CHAMPAIGN, Ill. (WCIA) — Drones could be seen in the sky over Champaign’s Parkland College Thursday morning as agriculture students were getting schooled in new farm technology.
“I think it’s going to be a major part of the Ag Industry later on down the road,” said student Travis Ingram.
He’s part of the Precision Ag program at Parkland. Their focus is on how technology helps agriculture. That includes learning how drones can change the industry. The two day course had demonstrations, safety instruction, and hands-on opportunities. Ingram thinks it’s important for his class to get introduced.

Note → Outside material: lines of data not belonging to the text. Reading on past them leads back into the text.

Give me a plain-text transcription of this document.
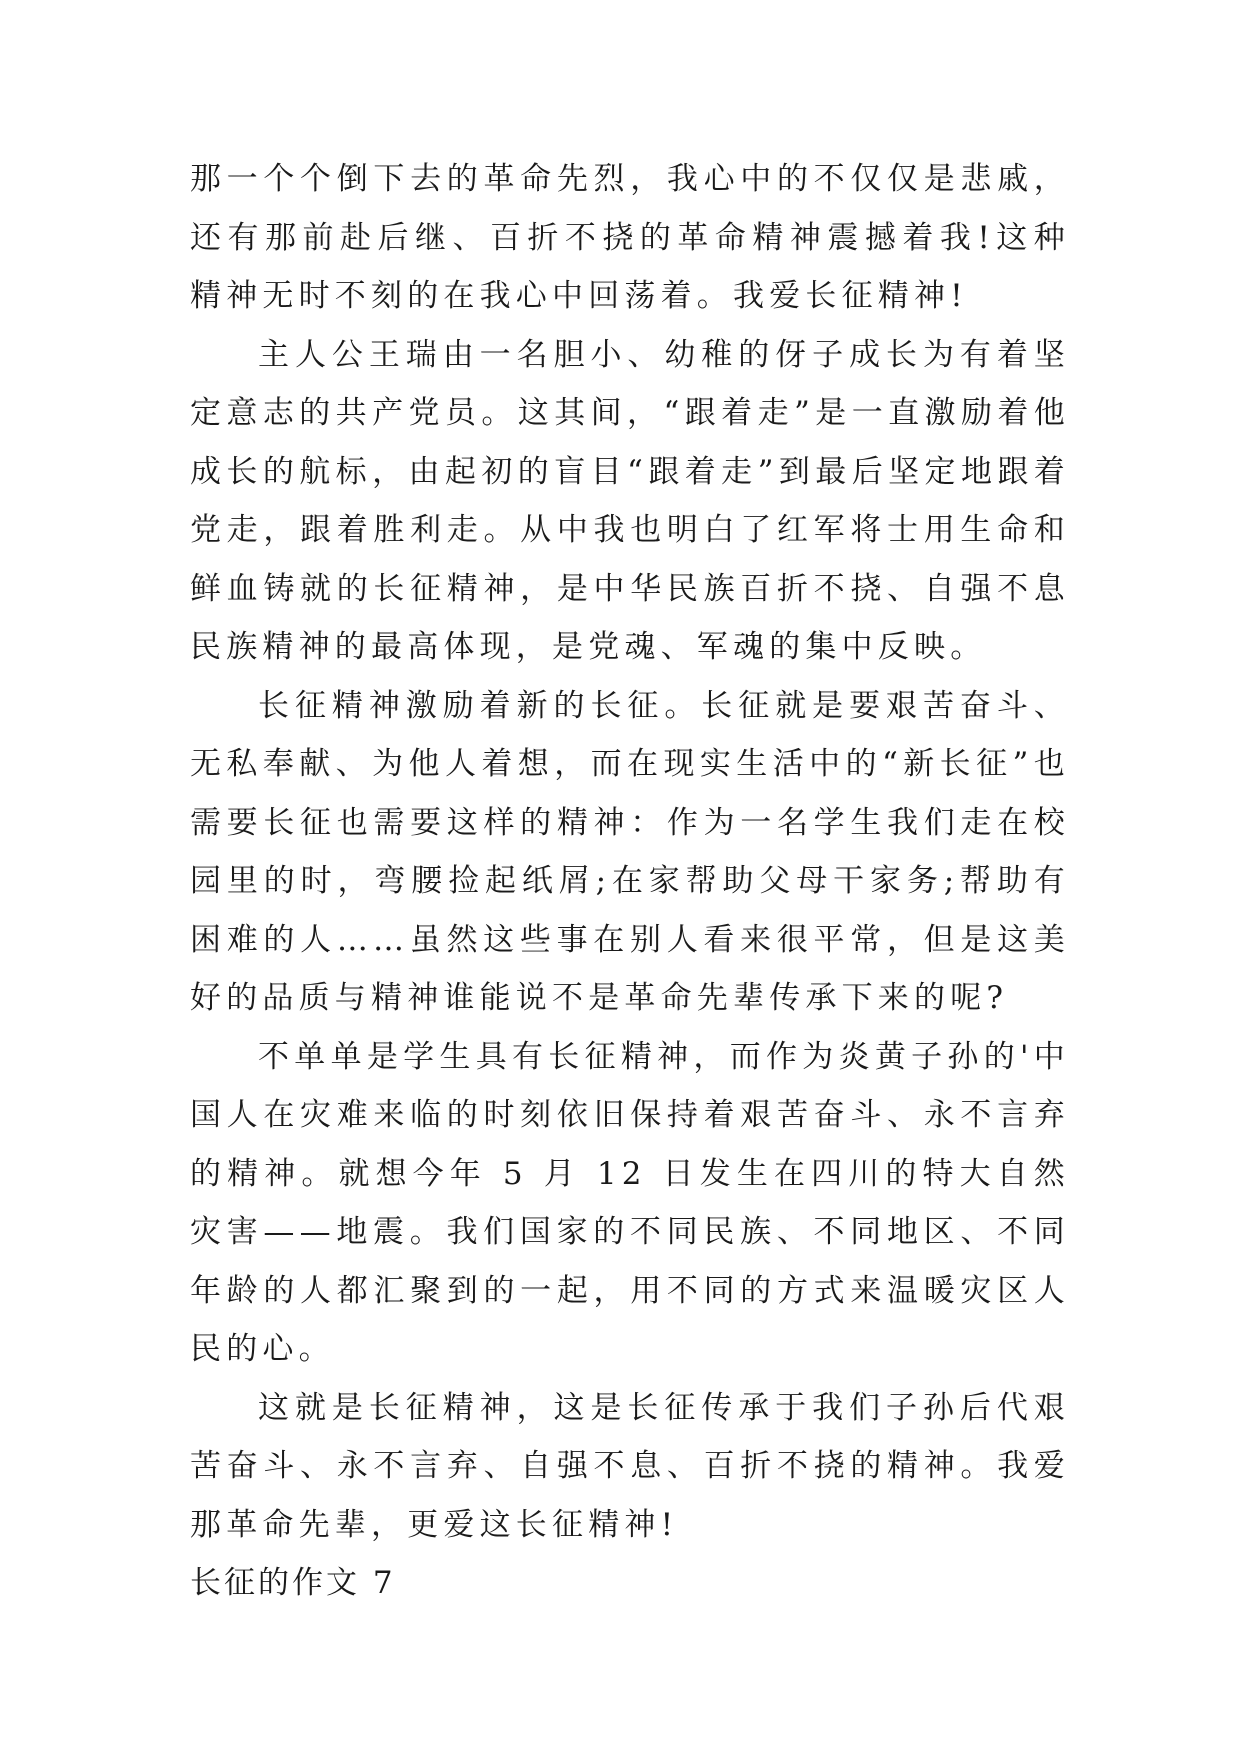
那一个个倒下去的革命先烈，我心中的不仅仅是悲戚，还有那前赴后继、百折不挠的革命精神震撼着我!这种精神无时不刻的在我心中回荡着。我爱长征精神!

主人公王瑞由一名胆小、幼稚的伢子成长为有着坚定意志的共产党员。这其间，“跟着走”是一直激励着他成长的航标，由起初的盲目“跟着走”到最后坚定地跟着党走，跟着胜利走。从中我也明白了红军将士用生命和鲜血铸就的长征精神，是中华民族百折不挠、自强不息民族精神的最高体现，是党魂、军魂的集中反映。

长征精神激励着新的长征。长征就是要艰苦奋斗、无私奉献、为他人着想，而在现实生活中的“新长征”也需要长征也需要这样的精神：作为一名学生我们走在校园里的时，弯腰捡起纸屑;在家帮助父母干家务;帮助有困难的人……虽然这些事在别人看来很平常，但是这美好的品质与精神谁能说不是革命先辈传承下来的呢?

不单单是学生具有长征精神，而作为炎黄子孙的'中国人在灾难来临的时刻依旧保持着艰苦奋斗、永不言弃的精神。就想今年 5 月 12 日发生在四川的特大自然灾害——地震。我们国家的不同民族、不同地区、不同年龄的人都汇聚到的一起，用不同的方式来温暖灾区人民的心。

这就是长征精神，这是长征传承于我们子孙后代艰苦奋斗、永不言弃、自强不息、百折不挠的精神。我爱那革命先辈，更爱这长征精神!

长征的作文 7
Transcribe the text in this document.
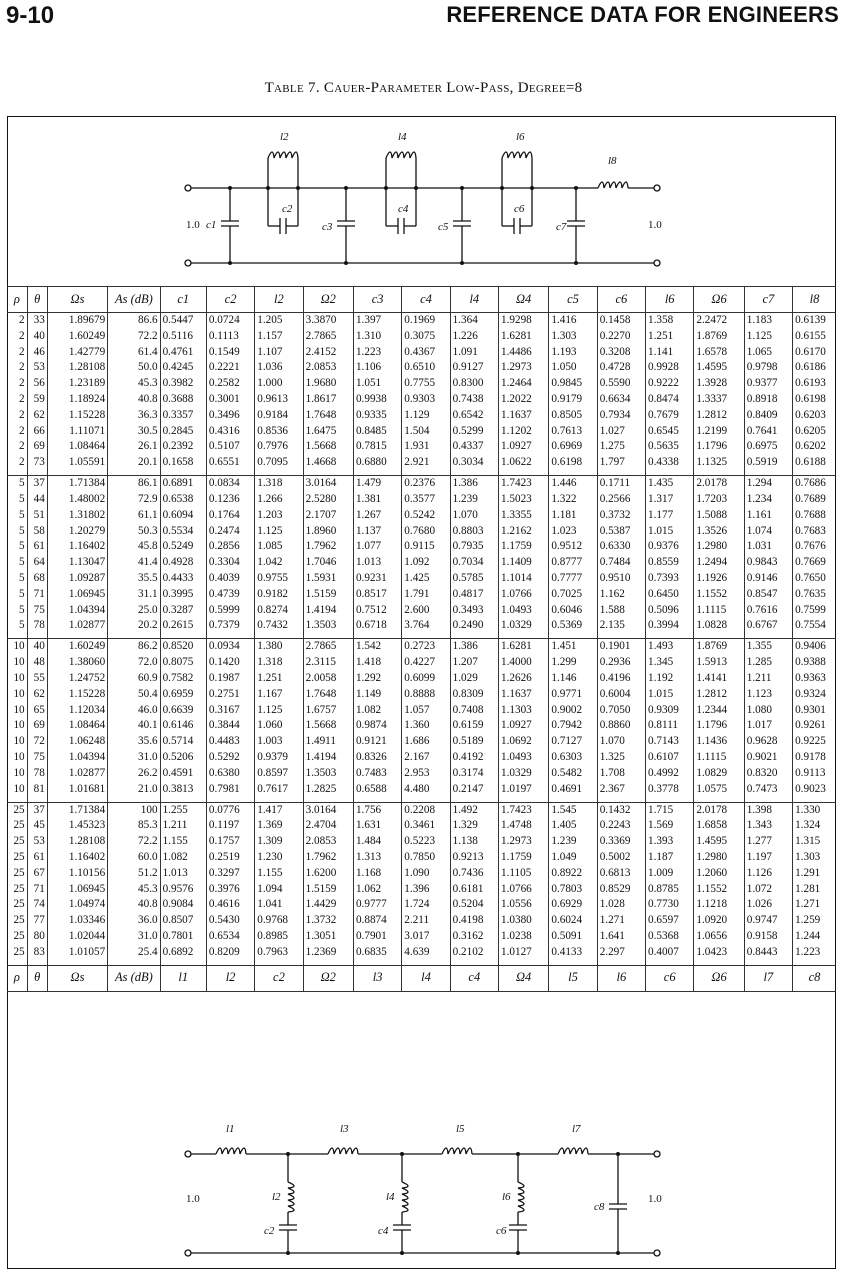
9-10	REFERENCE DATA FOR ENGINEERS
Table 7. Cauer-Parameter Low-Pass, Degree=8
l2	l4	l6
l8
c1
c2
c3
c4
c5
c6
c7
1.0	1.0
ρ	θ	Ωs	As (dB)	c1	c2	l2	Ω2	c3	c4	l4	Ω4	c5	c6	l6	Ω6	c7	l8
2	33	1.89679	86.6	0.5447	0.0724	1.205	3.3870	1.397	0.1969	1.364	1.9298	1.416	0.1458	1.358	2.2472	1.183	0.6139
2	40	1.60249	72.2	0.5116	0.1113	1.157	2.7865	1.310	0.3075	1.226	1.6281	1.303	0.2270	1.251	1.8769	1.125	0.6155
2	46	1.42779	61.4	0.4761	0.1549	1.107	2.4152	1.223	0.4367	1.091	1.4486	1.193	0.3208	1.141	1.6578	1.065	0.6170
2	53	1.28108	50.0	0.4245	0.2221	1.036	2.0853	1.106	0.6510	0.9127	1.2973	1.050	0.4728	0.9928	1.4595	0.9798	0.6186
2	56	1.23189	45.3	0.3982	0.2582	1.000	1.9680	1.051	0.7755	0.8300	1.2464	0.9845	0.5590	0.9222	1.3928	0.9377	0.6193
2	59	1.18924	40.8	0.3688	0.3001	0.9613	1.8617	0.9938	0.9303	0.7438	1.2022	0.9179	0.6634	0.8474	1.3337	0.8918	0.6198
2	62	1.15228	36.3	0.3357	0.3496	0.9184	1.7648	0.9335	1.129	0.6542	1.1637	0.8505	0.7934	0.7679	1.2812	0.8409	0.6203
2	66	1.11071	30.5	0.2845	0.4316	0.8536	1.6475	0.8485	1.504	0.5299	1.1202	0.7613	1.027	0.6545	1.2199	0.7641	0.6205
2	69	1.08464	26.1	0.2392	0.5107	0.7976	1.5668	0.7815	1.931	0.4337	1.0927	0.6969	1.275	0.5635	1.1796	0.6975	0.6202
2	73	1.05591	20.1	0.1658	0.6551	0.7095	1.4668	0.6880	2.921	0.3034	1.0622	0.6198	1.797	0.4338	1.1325	0.5919	0.6188
5	37	1.71384	86.1	0.6891	0.0834	1.318	3.0164	1.479	0.2376	1.386	1.7423	1.446	0.1711	1.435	2.0178	1.294	0.7686
5	44	1.48002	72.9	0.6538	0.1236	1.266	2.5280	1.381	0.3577	1.239	1.5023	1.322	0.2566	1.317	1.7203	1.234	0.7689
5	51	1.31802	61.1	0.6094	0.1764	1.203	2.1707	1.267	0.5242	1.070	1.3355	1.181	0.3732	1.177	1.5088	1.161	0.7688
5	58	1.20279	50.3	0.5534	0.2474	1.125	1.8960	1.137	0.7680	0.8803	1.2162	1.023	0.5387	1.015	1.3526	1.074	0.7683
5	61	1.16402	45.8	0.5249	0.2856	1.085	1.7962	1.077	0.9115	0.7935	1.1759	0.9512	0.6330	0.9376	1.2980	1.031	0.7676
5	64	1.13047	41.4	0.4928	0.3304	1.042	1.7046	1.013	1.092	0.7034	1.1409	0.8777	0.7484	0.8559	1.2494	0.9843	0.7669
5	68	1.09287	35.5	0.4433	0.4039	0.9755	1.5931	0.9231	1.425	0.5785	1.1014	0.7777	0.9510	0.7393	1.1926	0.9146	0.7650
5	71	1.06945	31.1	0.3995	0.4739	0.9182	1.5159	0.8517	1.791	0.4817	1.0766	0.7025	1.162	0.6450	1.1552	0.8547	0.7635
5	75	1.04394	25.0	0.3287	0.5999	0.8274	1.4194	0.7512	2.600	0.3493	1.0493	0.6046	1.588	0.5096	1.1115	0.7616	0.7599
5	78	1.02877	20.2	0.2615	0.7379	0.7432	1.3503	0.6718	3.764	0.2490	1.0329	0.5369	2.135	0.3994	1.0828	0.6767	0.7554
10	40	1.60249	86.2	0.8520	0.0934	1.380	2.7865	1.542	0.2723	1.386	1.6281	1.451	0.1901	1.493	1.8769	1.355	0.9406
10	48	1.38060	72.0	0.8075	0.1420	1.318	2.3115	1.418	0.4227	1.207	1.4000	1.299	0.2936	1.345	1.5913	1.285	0.9388
10	55	1.24752	60.9	0.7582	0.1987	1.251	2.0058	1.292	0.6099	1.029	1.2626	1.146	0.4196	1.192	1.4141	1.211	0.9363
10	62	1.15228	50.4	0.6959	0.2751	1.167	1.7648	1.149	0.8888	0.8309	1.1637	0.9771	0.6004	1.015	1.2812	1.123	0.9324
10	65	1.12034	46.0	0.6639	0.3167	1.125	1.6757	1.082	1.057	0.7408	1.1303	0.9002	0.7050	0.9309	1.2344	1.080	0.9301
10	69	1.08464	40.1	0.6146	0.3844	1.060	1.5668	0.9874	1.360	0.6159	1.0927	0.7942	0.8860	0.8111	1.1796	1.017	0.9261
10	72	1.06248	35.6	0.5714	0.4483	1.003	1.4911	0.9121	1.686	0.5189	1.0692	0.7127	1.070	0.7143	1.1436	0.9628	0.9225
10	75	1.04394	31.0	0.5206	0.5292	0.9379	1.4194	0.8326	2.167	0.4192	1.0493	0.6303	1.325	0.6107	1.1115	0.9021	0.9178
10	78	1.02877	26.2	0.4591	0.6380	0.8597	1.3503	0.7483	2.953	0.3174	1.0329	0.5482	1.708	0.4992	1.0829	0.8320	0.9113
10	81	1.01681	21.0	0.3813	0.7981	0.7617	1.2825	0.6588	4.480	0.2147	1.0197	0.4691	2.367	0.3778	1.0575	0.7473	0.9023
25	37	1.71384	100	1.255	0.0776	1.417	3.0164	1.756	0.2208	1.492	1.7423	1.545	0.1432	1.715	2.0178	1.398	1.330
25	45	1.45323	85.3	1.211	0.1197	1.369	2.4704	1.631	0.3461	1.329	1.4748	1.405	0.2243	1.569	1.6858	1.343	1.324
25	53	1.28108	72.2	1.155	0.1757	1.309	2.0853	1.484	0.5223	1.138	1.2973	1.239	0.3369	1.393	1.4595	1.277	1.315
25	61	1.16402	60.0	1.082	0.2519	1.230	1.7962	1.313	0.7850	0.9213	1.1759	1.049	0.5002	1.187	1.2980	1.197	1.303
25	67	1.10156	51.2	1.013	0.3297	1.155	1.6200	1.168	1.090	0.7436	1.1105	0.8922	0.6813	1.009	1.2060	1.126	1.291
25	71	1.06945	45.3	0.9576	0.3976	1.094	1.5159	1.062	1.396	0.6181	1.0766	0.7803	0.8529	0.8785	1.1552	1.072	1.281
25	74	1.04974	40.8	0.9084	0.4616	1.041	1.4429	0.9777	1.724	0.5204	1.0556	0.6929	1.028	0.7730	1.1218	1.026	1.271
25	77	1.03346	36.0	0.8507	0.5430	0.9768	1.3732	0.8874	2.211	0.4198	1.0380	0.6024	1.271	0.6597	1.0920	0.9747	1.259
25	80	1.02044	31.0	0.7801	0.6534	0.8985	1.3051	0.7901	3.017	0.3162	1.0238	0.5091	1.641	0.5368	1.0656	0.9158	1.244
25	83	1.01057	25.4	0.6892	0.8209	0.7963	1.2369	0.6835	4.639	0.2102	1.0127	0.4133	2.297	0.4007	1.0423	0.8443	1.223
ρ	θ	Ωs	As (dB)	l1	l2	c2	Ω2	l3	l4	c4	Ω4	l5	l6	c6	Ω6	l7	c8
l1	l3	l5	l7
l2	l4	l6
c2	c4	c6
c8
1.0	1.0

“Show them what’s out there,” says Ingram. “Even though I know some of these drones are kind of pricey and they may not use them later on down the road, but they still get their feet wet and be able to experience this type of technology and what the Ag Industry may be going to.”
Students saw how even the most basic drones could tell them where their fields need to be sprayed and help get the biggest yield. The bigger drones even come with tanks that more easily spread pesticides. That kind of efficiency is Ingram’s favorite part.
“I like the precision part of it,” says Ingram. “Getting more yield out of the land we have. There’s no more land really being made at all. What we got, is what we got. And we have to be able to make due.”
While not used often in America yet, the technology is already common for farmers in other parts of the world, like Asia. With drones being seen as what’s next, the school wants to make sure the next generation is prepared. Demonstrator Michael Ferguson says making the most of the farm land is important for the students.
“There’s probably a global shortage in food, or at least we’re headed in that direction,” says Ferguson. “This is just another tool. It’s not the end all, be all, but it’s another tool that can definitely help the single farmer all the way to the bigger corporation agriculture businesses.”
This is the first time the drones instructors have visited the class. But as the technology gets more popular in the industry, they may be back to teach more future farmers.